Qatar’s bid logo (a bird), tagline and website were revealed at a launch ceremony on October 25, attended by the Heir Apparent and head of the Qatar National Olympic Committee, Sheikh Tamim Bin Hamad Al Thani.
“The Doha 2016 bid is an extremely serious bid. We are absolutely ready to host the Olympic and Paralympic Games in 2016,” said Ali bin Ali. “Hosting the Games in Doha in 2016 would bring the Olympic flame to the Arabic-speaking world for the first time. With Qatar’s sporting pedigree, the athletes and spectators in 2016 would experience the ultimate ‘Games of the future’.”
Having already hosted the world’s second-largest multi-sport event – the Asian Games – Qatar has much of the necessary infrastructure in place. Khalifa Stadium, venue for the opening and closing ceremonies of Doha 2006 would need to be expanded from 50,000 to 60,000 seats to comply with IOC requirements, and there would likely be a need for a new velodrome and basketball stadium, but the bid echoes everything that has been said about the way in which the country hopes to develop its tourism industry.
Government officials together with the emir have repeatedly said that Qatar doesn’t want to go down the same ‘mass tourism’ path chosen by neighbouring Dubai – a fact that has been reinforced by the recent merger of the Qatar Tourism Authority (QTA) with the Qatar International Exhibitions Centre (QIEC) to create the new Qatar Tourism and Exhibitions Authority (QTEA), chaired by Ahmed A Al Nuaimi.
As a result, the QTEA is currently in the process of fully restructuring and re-branding. As director of marketing and communications Daniela Grendene, explained: “We are making preparations for next year when we will be in a better position to give an update on Qatar tourism and its developments and objectives.”
In the meantime, the tourism infrastructure has expanded with some 7,000 hotel rooms now available in the country and an additional 10,000 rooms or so scheduled for completion within the next three to four years.
In July, the QTEA rolled out the first phase of a new hotel classification system, with the award of classification certificates and bronze classification signboards to all hotels and tourist apartments in Qatar.
On another tack, the new Doha Exhibitions Centre in the West Bay Lagoon area has almost reached completion and is due for a soft opening this month. The venue comes under the auspices of the Qatar Tourism and Exhibitions Authority.

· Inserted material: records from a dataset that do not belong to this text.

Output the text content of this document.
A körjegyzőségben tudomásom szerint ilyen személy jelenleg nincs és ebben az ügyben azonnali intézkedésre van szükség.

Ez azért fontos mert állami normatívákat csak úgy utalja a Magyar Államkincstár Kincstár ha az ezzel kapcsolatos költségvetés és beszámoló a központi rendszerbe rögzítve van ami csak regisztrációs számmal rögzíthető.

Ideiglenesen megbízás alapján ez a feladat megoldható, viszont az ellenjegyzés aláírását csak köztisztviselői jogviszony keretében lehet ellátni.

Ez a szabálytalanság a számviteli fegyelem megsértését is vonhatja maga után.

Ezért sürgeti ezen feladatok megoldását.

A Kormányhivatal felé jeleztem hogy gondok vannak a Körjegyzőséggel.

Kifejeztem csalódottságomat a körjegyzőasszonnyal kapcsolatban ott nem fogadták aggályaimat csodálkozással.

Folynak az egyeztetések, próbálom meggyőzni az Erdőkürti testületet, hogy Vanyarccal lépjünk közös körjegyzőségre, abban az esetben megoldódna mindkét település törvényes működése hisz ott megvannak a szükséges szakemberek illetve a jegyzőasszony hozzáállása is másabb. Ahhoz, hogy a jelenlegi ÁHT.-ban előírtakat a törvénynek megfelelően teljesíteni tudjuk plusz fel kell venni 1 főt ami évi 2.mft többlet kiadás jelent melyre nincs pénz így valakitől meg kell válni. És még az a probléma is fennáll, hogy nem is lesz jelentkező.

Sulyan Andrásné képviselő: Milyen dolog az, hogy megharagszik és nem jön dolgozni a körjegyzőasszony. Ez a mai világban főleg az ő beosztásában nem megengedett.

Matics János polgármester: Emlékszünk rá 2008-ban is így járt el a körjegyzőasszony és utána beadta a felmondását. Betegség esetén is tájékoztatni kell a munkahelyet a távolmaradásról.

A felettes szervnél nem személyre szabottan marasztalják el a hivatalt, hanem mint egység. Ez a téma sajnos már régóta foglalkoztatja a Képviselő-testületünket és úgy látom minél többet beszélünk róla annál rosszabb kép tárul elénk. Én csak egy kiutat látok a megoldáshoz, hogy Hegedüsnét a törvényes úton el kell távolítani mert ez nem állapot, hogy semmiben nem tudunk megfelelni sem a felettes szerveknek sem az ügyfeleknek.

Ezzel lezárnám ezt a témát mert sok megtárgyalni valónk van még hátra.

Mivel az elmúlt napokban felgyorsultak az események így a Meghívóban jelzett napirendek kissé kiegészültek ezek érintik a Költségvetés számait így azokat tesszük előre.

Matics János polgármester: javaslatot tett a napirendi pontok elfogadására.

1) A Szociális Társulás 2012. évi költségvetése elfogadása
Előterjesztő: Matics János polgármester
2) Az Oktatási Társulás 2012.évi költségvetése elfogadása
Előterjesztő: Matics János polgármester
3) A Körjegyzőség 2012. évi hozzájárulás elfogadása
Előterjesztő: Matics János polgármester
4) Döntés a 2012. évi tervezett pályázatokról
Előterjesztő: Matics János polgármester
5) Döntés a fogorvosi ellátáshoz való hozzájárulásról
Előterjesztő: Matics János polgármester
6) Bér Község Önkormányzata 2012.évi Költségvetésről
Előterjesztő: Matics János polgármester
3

Work is also progressing on the extensive new Cultural Village, controlled by the National Council for Culture, Heritage and the Arts, and the greatly anticipated and spectacular Museum of the Islamic Arts on its own island adjacent to the Corniche is scheduled to open in March 2008; all facilities that will help boost Qatar’s leisure and tourism infrastructure.
As yet, the QTEA does not have any representative offices outside Qatar, but QTEA’s Grendene explained to TTN that the issue “will be considered for the future as part of the [QTEA’s] overall integrated plan.”
The country will be mounting massive global publicity campaigns in support of its 2016 Olympic bid; the award will be made in Copenhagen on October 2 2009, giving Qatar just under two years to make its mark felt.